I’m very conscious about not becoming the kind of parent I find annoying. There’s a lot of talk on my Facebook newsfeed about coddling and helicoptering, including this article that was very popular recently. My preoccupation with his development feels annoying to me and I know that it must be annoying to others. I hate that I can’t relax, but I just want him to have the basic skills to do the things he wants to do. It’s also selfishness: I want to be able to sit on a park bench, have a conversation with a friend and watch him play, secure in the knowledge that he knows how to climb down feet first and that he’s not going to be falling on his head every 5 minutes.
I waited until his 15 month well-visit to see what the pediatrician had to say. He wasn’t too concerned, and when I said I wanted to call Early Intervention to try to get him evaluated for services, he said they probably wouldn’t approve him unless he was 18 months and not walking. Well, I didn’t want to wait the whole summer. I’ve asked around and it does take some time to get all the paperwork done before you actually start the physical therapy. So, I decided to get the ball rolling and get him evaluated. Better to deal with it now, I thought.
The evaluators came the other day and I’m still cringing with embarrassment. They sent a general special educator and a specialist in the area of concern- in this case, a physical therapist. Baby gave the performance of a lifetime: picking up the baby doll, calling it “baby” and giving it a kiss, pointing to a truck in a book and saying “wheel,” picking up a toy car and saying “wheel”, putting the circle in the shape sorter, trying to put the puzzle pieces in the puzzle, picking up the stuffed lion and saying “nannie” (his word for lion) and hugging it, giving me a kiss when they told him “Give mama a kiss.” When they arrived, he was in his high chair, eating finger foods and drinking from a straw cup, (which they complimented me on!). The evaluators were in love, but they said that even if he wasn’t walking by 18 months he still wouldn’t qualify for services because the state recently made it much more difficult to qualify. They told me to walk him around a bit, swaying side to side and to stand him up, lock his knees and let go: no more than 3-5 times a day.
And I feel really terrible and guilty about the whole thing. I feel guilty about wasting the Early Intervention evaluators’ time. I apologized, but they insisted it was a pleasure.

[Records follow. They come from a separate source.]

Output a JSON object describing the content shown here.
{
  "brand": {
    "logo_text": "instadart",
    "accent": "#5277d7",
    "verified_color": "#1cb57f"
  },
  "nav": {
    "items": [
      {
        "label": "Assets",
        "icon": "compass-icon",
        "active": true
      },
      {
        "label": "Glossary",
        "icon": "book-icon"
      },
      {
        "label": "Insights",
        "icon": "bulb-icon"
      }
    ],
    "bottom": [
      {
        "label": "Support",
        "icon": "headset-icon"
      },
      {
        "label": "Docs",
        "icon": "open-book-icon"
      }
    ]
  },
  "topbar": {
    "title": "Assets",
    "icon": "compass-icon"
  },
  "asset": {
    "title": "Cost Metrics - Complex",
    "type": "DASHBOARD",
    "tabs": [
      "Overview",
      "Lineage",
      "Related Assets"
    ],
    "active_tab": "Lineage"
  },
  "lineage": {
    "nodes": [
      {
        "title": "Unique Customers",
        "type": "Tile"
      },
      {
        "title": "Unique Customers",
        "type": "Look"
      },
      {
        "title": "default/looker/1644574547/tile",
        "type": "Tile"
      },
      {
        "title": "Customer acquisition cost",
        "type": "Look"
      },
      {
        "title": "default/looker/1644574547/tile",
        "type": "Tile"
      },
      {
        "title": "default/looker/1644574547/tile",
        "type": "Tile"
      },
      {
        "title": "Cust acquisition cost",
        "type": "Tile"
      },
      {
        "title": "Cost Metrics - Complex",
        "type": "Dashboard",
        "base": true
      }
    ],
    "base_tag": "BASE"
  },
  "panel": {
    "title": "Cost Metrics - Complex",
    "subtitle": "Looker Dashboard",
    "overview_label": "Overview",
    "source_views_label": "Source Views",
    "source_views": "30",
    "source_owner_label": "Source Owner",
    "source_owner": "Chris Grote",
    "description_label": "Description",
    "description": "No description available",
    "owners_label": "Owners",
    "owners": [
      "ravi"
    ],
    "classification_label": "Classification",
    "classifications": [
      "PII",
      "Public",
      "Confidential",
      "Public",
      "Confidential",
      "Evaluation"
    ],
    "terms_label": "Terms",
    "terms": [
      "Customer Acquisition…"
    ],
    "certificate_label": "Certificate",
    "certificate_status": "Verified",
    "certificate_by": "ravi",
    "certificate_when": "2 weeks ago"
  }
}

I feel guilty for whatever I might’ve done wrong to delay his walking: my head says nothing- it’s genetic, it’s his personality- but my craziness says it MUST be my fault somehow.

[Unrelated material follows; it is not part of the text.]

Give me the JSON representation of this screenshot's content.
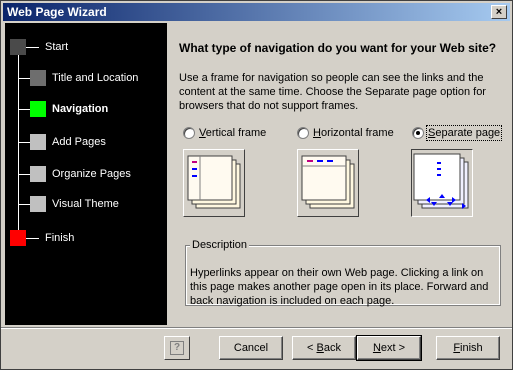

I feel guilty for obsessing this much. I feel guilty for whining to other moms who have their own fucking problems and don’t need to listen to my first-world bullshit. I feel guilty for calling my son’s vocabulary “respectable” when it’s really very good.
I had a blissful few months of not being worried about this stuff anymore. Once he was finally able to pull himself up to stand and cruise shortly before his first birthday, I figured it would be any day. I’ve been saying “He’ll be walking in a month” for 4 straight months. WHEN DOES IT EVER STOP?
*Respectable number of vocabulary words (for the record, as of 05/29/13): toe, up, ball, wheel, nose (“no”), doggie (“deedee”), baby, apple, elbow, bottle (“baa”), lion (“nannie”), NO, and knee.